Cullinan has this gift for making you feel like everyone is an antihero within the story. It isn't just John, who manages to be just as manipulative without both legs. Still, you're constantly finding altered perspectives where we don't get insight into characters so much as looks into how they see each other. There's hot gossip like everyone secretly hates each other. They put up with them for the sake of unity, but it's not always promising to produce friendly results. By the end John's guilt is not fully obvious, making us wonder whom we should trust. If there's any issue, it's that the book is heavily padded in this paranoia that often works, but draws things out to unbearable meandering at other times.

The biggest issue of "The Beguiled" has nothing to do with how perfectly Cullinan walks the tightrope of character reliability. Tonally it feels like a decent embodiment of how torn apart (sometimes literally) the country was during the Civil War. But one has to wonder what the bigger point of everything is. It all plays like a strange revenge horror story, and once you get to the meaty moment, you're left wondering what it symbolized. Was there any bigger point to this story besides building tension? It's what keeps this really good novel from being a timeless book. Everything is already in place to make you invested in a bigger point, but it's not abundantly clear.

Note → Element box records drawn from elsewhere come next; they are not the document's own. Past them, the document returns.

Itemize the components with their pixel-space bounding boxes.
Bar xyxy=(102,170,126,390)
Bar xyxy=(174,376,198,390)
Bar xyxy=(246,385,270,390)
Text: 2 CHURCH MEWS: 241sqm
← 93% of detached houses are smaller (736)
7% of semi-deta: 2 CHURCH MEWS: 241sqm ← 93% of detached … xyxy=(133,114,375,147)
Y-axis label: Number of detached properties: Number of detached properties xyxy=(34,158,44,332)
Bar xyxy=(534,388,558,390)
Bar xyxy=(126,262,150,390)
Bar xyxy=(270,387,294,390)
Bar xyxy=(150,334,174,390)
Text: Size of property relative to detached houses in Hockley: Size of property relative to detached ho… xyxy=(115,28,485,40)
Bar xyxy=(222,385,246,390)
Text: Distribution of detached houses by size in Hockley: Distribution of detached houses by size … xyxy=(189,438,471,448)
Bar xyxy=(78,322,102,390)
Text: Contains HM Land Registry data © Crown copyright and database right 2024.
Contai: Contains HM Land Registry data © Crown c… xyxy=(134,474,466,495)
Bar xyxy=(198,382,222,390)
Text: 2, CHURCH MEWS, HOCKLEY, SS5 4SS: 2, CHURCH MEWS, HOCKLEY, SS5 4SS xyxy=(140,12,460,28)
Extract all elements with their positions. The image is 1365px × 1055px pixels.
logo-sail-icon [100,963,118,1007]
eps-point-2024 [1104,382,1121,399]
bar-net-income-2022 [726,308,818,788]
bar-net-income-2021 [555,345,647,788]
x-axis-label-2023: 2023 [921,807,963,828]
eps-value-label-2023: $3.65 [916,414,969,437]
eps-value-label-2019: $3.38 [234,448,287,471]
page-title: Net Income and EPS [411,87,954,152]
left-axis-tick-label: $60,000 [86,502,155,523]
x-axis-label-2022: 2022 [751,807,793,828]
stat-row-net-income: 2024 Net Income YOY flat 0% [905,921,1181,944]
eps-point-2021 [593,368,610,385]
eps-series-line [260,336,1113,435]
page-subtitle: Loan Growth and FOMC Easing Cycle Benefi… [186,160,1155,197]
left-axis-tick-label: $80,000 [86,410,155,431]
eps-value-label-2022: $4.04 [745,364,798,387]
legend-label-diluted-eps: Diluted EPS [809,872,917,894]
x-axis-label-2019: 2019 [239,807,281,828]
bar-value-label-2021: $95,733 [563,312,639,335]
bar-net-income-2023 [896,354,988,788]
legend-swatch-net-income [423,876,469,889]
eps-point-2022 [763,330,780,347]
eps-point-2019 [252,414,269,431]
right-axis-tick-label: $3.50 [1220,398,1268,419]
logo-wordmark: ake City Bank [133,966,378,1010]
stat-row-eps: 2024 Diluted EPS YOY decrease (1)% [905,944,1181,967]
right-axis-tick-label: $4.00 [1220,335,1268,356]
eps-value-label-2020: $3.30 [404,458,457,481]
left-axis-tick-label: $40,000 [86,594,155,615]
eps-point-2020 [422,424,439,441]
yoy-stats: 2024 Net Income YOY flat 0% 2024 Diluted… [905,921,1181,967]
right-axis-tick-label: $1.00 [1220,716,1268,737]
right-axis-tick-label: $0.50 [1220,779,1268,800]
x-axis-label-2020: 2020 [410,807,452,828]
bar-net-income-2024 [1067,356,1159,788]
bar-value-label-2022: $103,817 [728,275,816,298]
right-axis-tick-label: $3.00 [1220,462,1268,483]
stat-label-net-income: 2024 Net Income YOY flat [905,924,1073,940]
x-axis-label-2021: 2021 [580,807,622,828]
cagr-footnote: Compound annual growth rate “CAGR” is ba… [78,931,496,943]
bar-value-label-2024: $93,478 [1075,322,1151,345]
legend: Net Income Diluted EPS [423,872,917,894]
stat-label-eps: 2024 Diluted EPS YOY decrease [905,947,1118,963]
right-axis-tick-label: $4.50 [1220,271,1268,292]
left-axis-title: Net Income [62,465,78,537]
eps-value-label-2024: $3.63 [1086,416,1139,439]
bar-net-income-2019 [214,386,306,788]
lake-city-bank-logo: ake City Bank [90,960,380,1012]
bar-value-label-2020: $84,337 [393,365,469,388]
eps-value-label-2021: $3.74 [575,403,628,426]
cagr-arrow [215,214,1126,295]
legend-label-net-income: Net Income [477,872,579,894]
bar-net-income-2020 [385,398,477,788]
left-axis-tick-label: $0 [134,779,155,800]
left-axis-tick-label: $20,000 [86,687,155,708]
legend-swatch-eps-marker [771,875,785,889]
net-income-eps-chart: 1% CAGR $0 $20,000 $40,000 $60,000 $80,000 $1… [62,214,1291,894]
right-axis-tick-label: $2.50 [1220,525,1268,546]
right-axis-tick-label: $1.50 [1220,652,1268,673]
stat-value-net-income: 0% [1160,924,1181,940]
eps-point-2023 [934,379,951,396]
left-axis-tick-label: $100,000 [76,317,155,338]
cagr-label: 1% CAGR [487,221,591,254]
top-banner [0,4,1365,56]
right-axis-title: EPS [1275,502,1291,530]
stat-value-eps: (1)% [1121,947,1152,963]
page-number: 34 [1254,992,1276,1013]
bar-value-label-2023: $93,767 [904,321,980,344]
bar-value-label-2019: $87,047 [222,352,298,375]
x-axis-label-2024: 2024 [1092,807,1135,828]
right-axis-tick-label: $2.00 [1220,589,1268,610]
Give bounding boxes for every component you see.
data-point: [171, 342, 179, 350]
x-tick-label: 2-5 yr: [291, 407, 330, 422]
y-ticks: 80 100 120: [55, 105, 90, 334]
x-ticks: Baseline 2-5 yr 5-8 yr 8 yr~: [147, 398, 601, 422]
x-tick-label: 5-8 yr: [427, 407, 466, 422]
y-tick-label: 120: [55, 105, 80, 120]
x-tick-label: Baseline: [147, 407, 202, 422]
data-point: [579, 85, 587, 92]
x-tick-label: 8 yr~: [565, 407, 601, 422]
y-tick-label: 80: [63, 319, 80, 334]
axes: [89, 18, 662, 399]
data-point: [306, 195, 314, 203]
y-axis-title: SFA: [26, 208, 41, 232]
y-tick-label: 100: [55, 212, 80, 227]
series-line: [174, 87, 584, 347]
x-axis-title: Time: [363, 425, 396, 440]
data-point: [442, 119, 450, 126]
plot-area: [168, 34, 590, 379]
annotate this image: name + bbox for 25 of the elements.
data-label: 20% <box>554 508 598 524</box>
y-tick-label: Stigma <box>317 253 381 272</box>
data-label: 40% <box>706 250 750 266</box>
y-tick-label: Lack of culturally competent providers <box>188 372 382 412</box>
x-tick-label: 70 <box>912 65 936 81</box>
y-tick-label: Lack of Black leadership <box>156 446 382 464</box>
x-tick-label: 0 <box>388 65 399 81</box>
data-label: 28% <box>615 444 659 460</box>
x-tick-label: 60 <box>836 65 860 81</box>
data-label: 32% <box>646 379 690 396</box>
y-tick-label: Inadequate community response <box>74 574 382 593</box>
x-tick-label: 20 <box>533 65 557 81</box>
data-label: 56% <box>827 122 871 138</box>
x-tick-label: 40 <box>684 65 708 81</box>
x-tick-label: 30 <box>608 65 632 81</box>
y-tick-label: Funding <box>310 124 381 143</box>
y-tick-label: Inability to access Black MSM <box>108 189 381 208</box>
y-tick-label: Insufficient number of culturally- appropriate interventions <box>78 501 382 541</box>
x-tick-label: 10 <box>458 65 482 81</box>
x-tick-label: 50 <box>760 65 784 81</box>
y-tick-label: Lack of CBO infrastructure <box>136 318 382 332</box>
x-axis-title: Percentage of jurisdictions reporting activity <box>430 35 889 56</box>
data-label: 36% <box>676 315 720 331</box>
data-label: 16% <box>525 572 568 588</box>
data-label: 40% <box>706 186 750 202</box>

"The Beguiled" has a raw and unrepentant look at a society divided, and it's worth checking out if the film versions interested you. With that said, it's a streamlined story of violence and tension that gets by simply on being strange. It's effective, but the reader isn't likely to remember much of the book beyond its incredible centerpiece. The rest is a bit too meandering for its own good, never able to keep the tension alive long enough to be triumphant. It's really good but at the end of the day the execution is more interesting than what he has to say. It's worth it for a tonal experience of a slow burn, but don't expect much satisfaction beyond the visceral, surface-level experience.